At the end of August, climate scientists noticed a huge temperature anomaly in the stratosphere above Antarctica. According to scientists at Australia’s Bureau of Meteorology, the weeks that followed in September saw temperatures climb by as much as 35 degrees Celsius above normal value, shattering any previous records.
“Back in late August to early September, it was about 30 to 35 degree Kelvin warmer than normal in the upper to mid stratosphere over the Antarctic polar cap region, which was a record-breaking warming for that time of year,” said Eun-Pa Lim, a researcher at the Bureau of Meteorology. “Since then, the magnitude of the anomalous warming has reduced by about 15 degree Kelvin in the mid to lower stratosphere.”
The sudden warming is due to a weather phenomenon that happens regularly over the northern hemisphere, occurring every one or two years. In the southern hemisphere, however, such an event happens very rarely, its last instance being recorded in 2002.
The stratosphere is the second-highest layer of the planet’s atmosphere, extending in altitude from 13 km to 48 km (8 to 30 miles) high. The stratosphere contains over 15% of the total mass of the atmosphere. This is also where the ozone layer, which shields us from damaging UV radiation, is located.
Every winter in the southern hemisphere, high-velocity winds from the west form in the stratosphere due to temperature differences between the frigidly cold South Pole, which is in pitch darkness, and the relatively warmer ocean, which gets sunlight.
During spring, the polar region starts to warm, causing the stratospheric vortex to gradually weaken over a period of a couple of months. This year, this process happened much faster than before, causing the polar vortex to suddenly break down, reversing the direction of the associated westerly winds, which started blowing easterly. This is what technically happens during sudden stratospheric warming.

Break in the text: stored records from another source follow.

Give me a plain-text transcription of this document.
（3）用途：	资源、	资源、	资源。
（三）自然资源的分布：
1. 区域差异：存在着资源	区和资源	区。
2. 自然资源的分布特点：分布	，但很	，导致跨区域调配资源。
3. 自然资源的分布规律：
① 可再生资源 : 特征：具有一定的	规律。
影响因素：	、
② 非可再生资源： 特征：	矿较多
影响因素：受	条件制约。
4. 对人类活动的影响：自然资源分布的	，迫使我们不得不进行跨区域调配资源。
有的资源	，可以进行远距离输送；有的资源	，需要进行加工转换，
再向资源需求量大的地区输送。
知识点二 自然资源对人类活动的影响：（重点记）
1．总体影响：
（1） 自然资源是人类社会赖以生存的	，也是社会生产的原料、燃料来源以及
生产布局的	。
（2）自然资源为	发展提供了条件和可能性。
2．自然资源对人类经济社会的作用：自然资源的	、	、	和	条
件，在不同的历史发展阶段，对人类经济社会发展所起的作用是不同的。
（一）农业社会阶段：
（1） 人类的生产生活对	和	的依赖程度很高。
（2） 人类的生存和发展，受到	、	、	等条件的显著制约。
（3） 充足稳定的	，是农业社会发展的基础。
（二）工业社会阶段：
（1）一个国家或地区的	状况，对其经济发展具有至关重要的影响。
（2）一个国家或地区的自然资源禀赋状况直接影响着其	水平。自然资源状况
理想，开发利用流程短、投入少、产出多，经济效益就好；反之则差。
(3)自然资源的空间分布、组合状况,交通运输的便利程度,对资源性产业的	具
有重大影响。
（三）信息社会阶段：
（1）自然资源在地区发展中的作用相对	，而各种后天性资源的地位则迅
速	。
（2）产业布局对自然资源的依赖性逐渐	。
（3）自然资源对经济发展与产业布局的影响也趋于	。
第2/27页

Lim says that this process is due to natural variations in the atmosphere, so it’s not necessarily connected to man-made climate change. In the future, Lim and colleagues plan on investigating the phenomenon in greater detail in order to learn as much as they can about the complex interplay between the stratosphere and troposphere. The latter is the lowest layer of the Earth, whose temperatures can actually cause melting in Antarctica.
The sudden stratospheric warming over Antarctica is expected to have consequences in Australia, which will experience hot, dry winds over the coming three months. According to the study published in Nature Geoscience, the weather phenomenon will causa Australia to experience less rainfall and higher temperatures during spring.